- On the Eastern Front, the northern wing of the Austro-Hungarian 2nd Army pushes through the Russian position at Podkamien, and forces the southern wing of the Russian 8th Army to fall back to the Ikwa River. As this advance is occurring, the Russians undertake their first major counteroffensive to the south today when elements of the Russian XI Corps advance this afternoon out of bridgeheads they had maintained on the west bank of the Sereth River just west of Trombowla. The advance strikes the inner wings of Südarmee (to the north) and the Austro-Hungarian 7th Army at a moment when the attention of their commanders are on attacks about to be launched elsewhere. On the southern wing of Südarmee, the Russians are able to push into the poorly-constructed defences of the Austro-Hungarian 55th Division, and counterattacks by the corps' reserve are unable to restore the situation. Just to the south the Russians are able to break through between the Austro-Hungarian 131st Brigade and 7th Division at Janow.

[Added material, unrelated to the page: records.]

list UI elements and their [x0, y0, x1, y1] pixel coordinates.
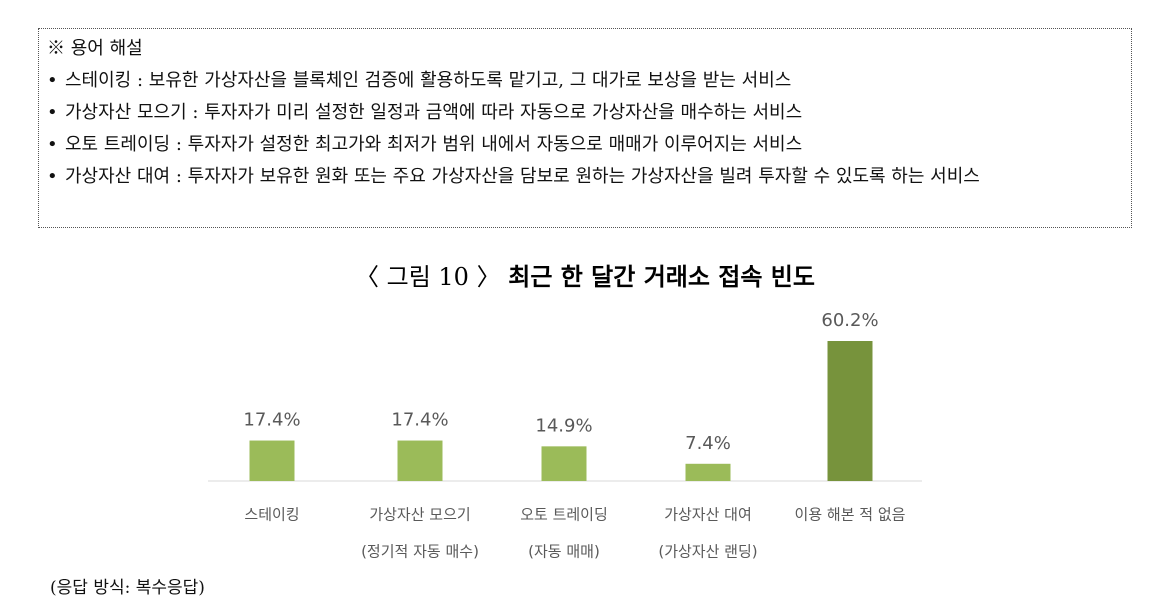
figure-label: 〈 그림 10 〉 — [355, 263, 501, 291]
bullet: • — [47, 102, 58, 123]
bar — [541, 446, 587, 481]
bar — [249, 440, 295, 481]
value-label: 60.2% — [821, 310, 878, 331]
term: 가상자산 모으기 — [65, 102, 187, 123]
definition: 투자자가 미리 설정한 일정과 금액에 따라 자동으로 가상자산을 매수하는 서… — [204, 102, 803, 123]
glossary: ※ 용어 해설 • 스테이킹 : 보유한 가상자산을 블록체인 검증에 활용하도록… — [38, 28, 1132, 228]
separator: : — [175, 166, 182, 187]
category-label: (자동 매매) — [528, 543, 600, 561]
glossary-items: • 스테이킹 : 보유한 가상자산을 블록체인 검증에 활용하도록 맡기고, 그 … — [47, 65, 1123, 193]
separator: : — [136, 70, 144, 91]
note: (응답 방식: 복수응답) — [50, 578, 205, 598]
glossary-item: • 가상자산 모으기 : 투자자가 미리 설정한 일정과 금액에 따라 자동으로 … — [47, 97, 1123, 129]
definition: 투자자가 설정한 최고가와 최저가 범위 내에서 자동으로 매매가 이루어지는 … — [187, 134, 803, 155]
value-label: 14.9% — [535, 415, 592, 436]
glossary-item: • 스테이킹 : 보유한 가상자산을 블록체인 검증에 활용하도록 맡기고, 그 … — [47, 65, 1123, 97]
bullet: • — [47, 166, 58, 187]
term: 가상자산 대여 — [65, 166, 171, 187]
category-label: 가상자산 대여 — [664, 506, 752, 524]
bar — [827, 341, 873, 481]
separator: : — [175, 134, 182, 155]
value-label: 17.4% — [391, 410, 448, 431]
bar — [685, 463, 731, 481]
term: 스테이킹 — [65, 70, 132, 91]
separator: : — [192, 102, 199, 123]
bullet: • — [47, 70, 58, 91]
category-label: (정기적 자동 매수) — [361, 543, 479, 561]
glossary-item: • 가상자산 대여 : 투자자가 보유한 원화 또는 주요 가상자산을 담보로 원… — [47, 161, 1123, 193]
title: 최근 한 달간 거래소 접속 빈도 — [508, 262, 815, 291]
chart-title: 〈 그림 10 〉 최근 한 달간 거래소 접속 빈도 — [355, 262, 815, 291]
term: 오토 트레이딩 — [65, 134, 171, 155]
category-label: (가상자산 랜딩) — [658, 543, 757, 561]
glossary-heading: ※ 용어 해설 — [47, 38, 143, 59]
bullet: • — [47, 134, 58, 155]
category-label: 가상자산 모으기 — [369, 506, 470, 524]
category-label: 오토 트레이딩 — [520, 506, 608, 524]
bar — [397, 440, 443, 481]
value-label: 17.4% — [243, 410, 300, 431]
value-label: 7.4% — [685, 433, 731, 454]
definition: 보유한 가상자산을 블록체인 검증에 활용하도록 맡기고, 그 대가로 보상을 … — [148, 70, 792, 91]
category-label: 스테이킹 — [244, 506, 299, 524]
glossary-item: • 오토 트레이딩 : 투자자가 설정한 최고가와 최저가 범위 내에서 자동으로… — [47, 129, 1123, 161]
chart: 〈 그림 10 〉 최근 한 달간 거래소 접속 빈도 17.4% 스테이킹 17.… — [208, 262, 922, 561]
category-label: 이용 해본 적 없음 — [795, 506, 906, 524]
definition: 투자자가 보유한 원화 또는 주요 가상자산을 담보로 원하는 가상자산을 빌려… — [187, 166, 980, 187]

|The Russian counteroffensive along the Sereth River, Sept. 6th to 8th, 1915.|
- With the approval of his government, Lieutenant-Colonel Ganchev signs the military convention at Pless by which Germany, Austria-Hungary, and Bulgaria agree to a five-year defensive treaty and the latter pledges to enter the war on the side of the former. For the campaign against Serbia, Germany and Austria-Hungary agree to commit six divisions each to an offensive against Serbia within thirty days, while Bulgaria will join the offensive within thirty-five days with four divisions. In return Bulgaria is promised Macedonia and additional Serbian territory east of the Morava River, and further should either Greece or Romania enter the war on the side of the Entente Bulgaria will be entitled to recover those lands lost in the Second Balkan War. The Germans agree to loan Bulgaria 200 million francs, while the latter agree to permit unimpeded transport of war material through Bulgarian territory to the Ottoman Empire. Finally, on the insistence of the Bulgarian government the convention stipulates that General Mackensen will be in overall command of the invasion of Serbia, a term as pleasing to Falkenhayn as it is upsetting to Conrad. Given the state of the Austro-Hungarian army and its abject failure in 1914 to conquer Serbia despite three separate offensives, it is entirely understandable that the Bulgarians want a German general to command the combined operation. Conrad naturally sees this (quite correctly) as an affront, given Austria-Hungary's view of the Balkans as falling within its sphere of influence, but he is in no position to object. It is also worth noting that on the German side the convention was negotiated and signed entirely by Falkenhayn and his staff - at no point was the civilian government of Germany involved in the decision, reflecting the growing power of the German army to dictate war policy within Germany.